Covid-19, non torniamo alla normalità. La normalità è il problema
Questo è il titolo di un articolo, che vi invito a leggere integralmente, di Angel Luis Lara e tradotto in italiano da Pierluigi Sullo. Io mi permetto di “rubare” il titolo che ho trovato molto suggestivo e in linea con una considerazione che dall’inizio della “quarantena” mi tormenta e mi impegna in continue riflessioni.
Il tormento è: se il nostro obiettivo principale è tornare ad una presunta normalità dove normalità è né più né meno quanto si faceva prima allora significa che tutto quanto sta accedendo sta accadendo invano! I morti, le sofferenze fisiche e psichiche, il danno economico, non sono serviti a nulla. È sotto gli occhi di tutti, almeno io credo sia evidente, che il “sistema normale” in cui abbiamo vissuto sino all’inzio dell’epidemia sia un sistema malato e neanche tanto asintomatico. Ma forse non è così evidente o forse abbiamo tutti interesse a nascondere la verità perchè la verità sarebbe scomoda poiché ci impegnerebbe in un faticoso percorso di cambiamento.
Immagino che qualcuno si stia chiedendo “Ma cosa non andava bene prima tanto da provocarti (a me) così timore di tornare alla situazione che abbiamo lasciato?”
L’articolo citato pone l’attenzione su alcuni aspetti economici e in particolare della produzione agroalimentare. Io, che non ho pretesa di verità ne sono capace di proporre soluzioni immediate, vorrei che facessimo un serio esame di coscienza su alcuni altri aspetti.
Occorre però una premessa, previa ad ogni ragionamento: di cosa stiamo parlando? Ad oggi non abbiamo ancora numeri precisi, studi statistici reali su cosa è successo, sta succedendo, sarebbe successo adottando altri comportamenti.

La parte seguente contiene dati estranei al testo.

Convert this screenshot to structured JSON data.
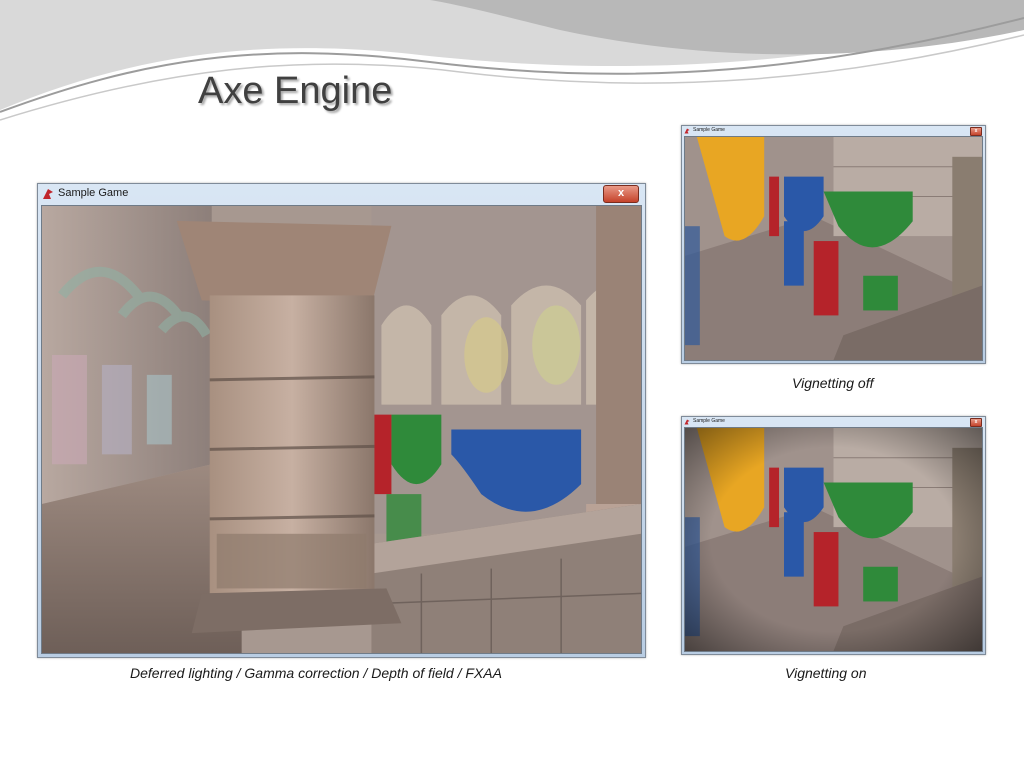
{
  "slide": {
    "title": "Axe Engine"
  },
  "main_window": {
    "title": "Sample Game",
    "close_label": "x",
    "caption": "Deferred lighting / Gamma correction / Depth of field / FXAA"
  },
  "vignette_off_window": {
    "title": "Sample Game",
    "close_label": "x",
    "caption": "Vignetting off"
  },
  "vignette_on_window": {
    "title": "Sample Game",
    "close_label": "x",
    "caption": "Vignetting on"
  },
  "colors": {
    "title_text": "#404040",
    "banner_yellow": "#e8a623",
    "banner_green": "#2f8a3a",
    "banner_blue": "#2a58a8",
    "banner_red": "#b5232a",
    "stone": "#b5a49a"
  }
}
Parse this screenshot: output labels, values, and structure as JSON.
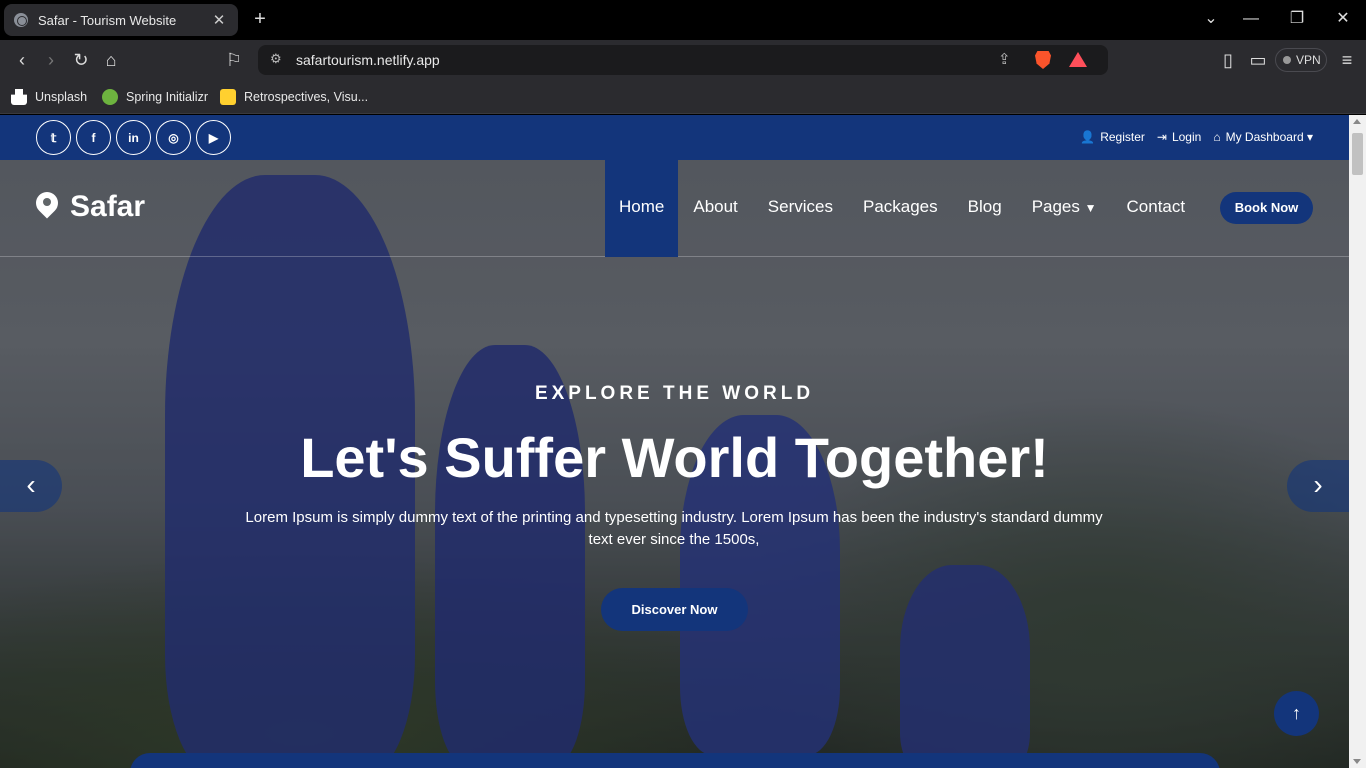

Inoltre manca completamente una seria analisi di altri dati ovvero: convertendo molti reparti e ospedali interi per fronteggiare il Covid-19 cosa è successo a persone affette da altre patologie che non hanno potuto curarsi? Le difficoltà economiche quanto incidono e su chi e quanto danno producono in prospettiva?
Tutto ciò non per criticare le scelte fatte ma per inquadrare la questione, a tutt’oggi non chiara e non precisa.
RSA (Residenza Sanitaria Anziani)
Sono ormai da qualche tempo avviate indagini per accertare eventuali responsabilità sulla gestione dell’emergenza all’interno di strutture per l’accoglienza di persone anziane; indagini iniziate visto l’alto numero di morti avvenuto in tali strutture. Premesso che le indagini debbano fare il loro corso, e su ciò non ho nulla da dire, vorrei però far notare che in tutto il mondo all’interno di questo tipo di strutture, chiamate anche case di riposo, c’è stata una mortalità più alta della media. E già ciò dovrebbe farci riflettere. Non è successo qui o lì, in un posto sì e in altri cinquanta no. È successo ovunque. Quindi il problema sta, come si suol dire, nel manico!
Ora: le indagini mirano a verificare eventuali inadempienze o trasgressioni alle norme di legge, ma è anche vero che le indagini non possono mettere sotto accusa la legge stessa. Questo tocca alle nostre coscienze che poi si traduce in scelte culturali e politiche. Se in uno stesso luogo riunisco persone fragili, quelle più facilmente colpibili da eventuali malattie, spesso con altre patologie, cosa mi aspetto? Nè più nè meno ciò che è successo. E qui ci sono almeno due riflessioni da fare. La prima riguarda il fatto che abbiamo costruito città e case non a misura di anziano, frutto anche di una mentalità dello scarto, come dice papa Francesco. Ed anche i figli più affettuosi non sempre riescono ad accudire personalmente il genitore anziano. Quindi andrebbero indagati anche architetti, ingegneri, urbanisti e tutti i pubblici amministratori che hanno permesso la costruzione di queste città e poi i mandanti ovvero noi che li abbiamo eletti! Questa è una causa remota. Poi ce n’è un’altra più prossima: l’allocazione delle risorse. Sapete quanto guadagna, al mese, una persona preposta all’assistenza di persone anziane? Forse poco più di mille euro. E sapete a che mole di lavoro è sottoposta? Turni notte\giorno, sabato e domenica, feste comandate e non comandate, carico psicologico non indifferente visto la quantità e qualità di relazioni a cui è sottoposto. Chi farebbe cambio? A loro si chiede competenza ed umanità, ed il più delle volte io l’ho vista e posso testimoniarlo, e cosa si da loro in cambio? Le risorse da destinare ad un servizio così importante devono essere adeguate e forse, dico forse, è giunto il momento di usare la fantasia per pensarci all’interno di una comunità di persone che non allonatana chi ha bisogno di cure, consapevoli che la prima cura è la relazione. Non si saprà mai quante persone sono morte di solitudine.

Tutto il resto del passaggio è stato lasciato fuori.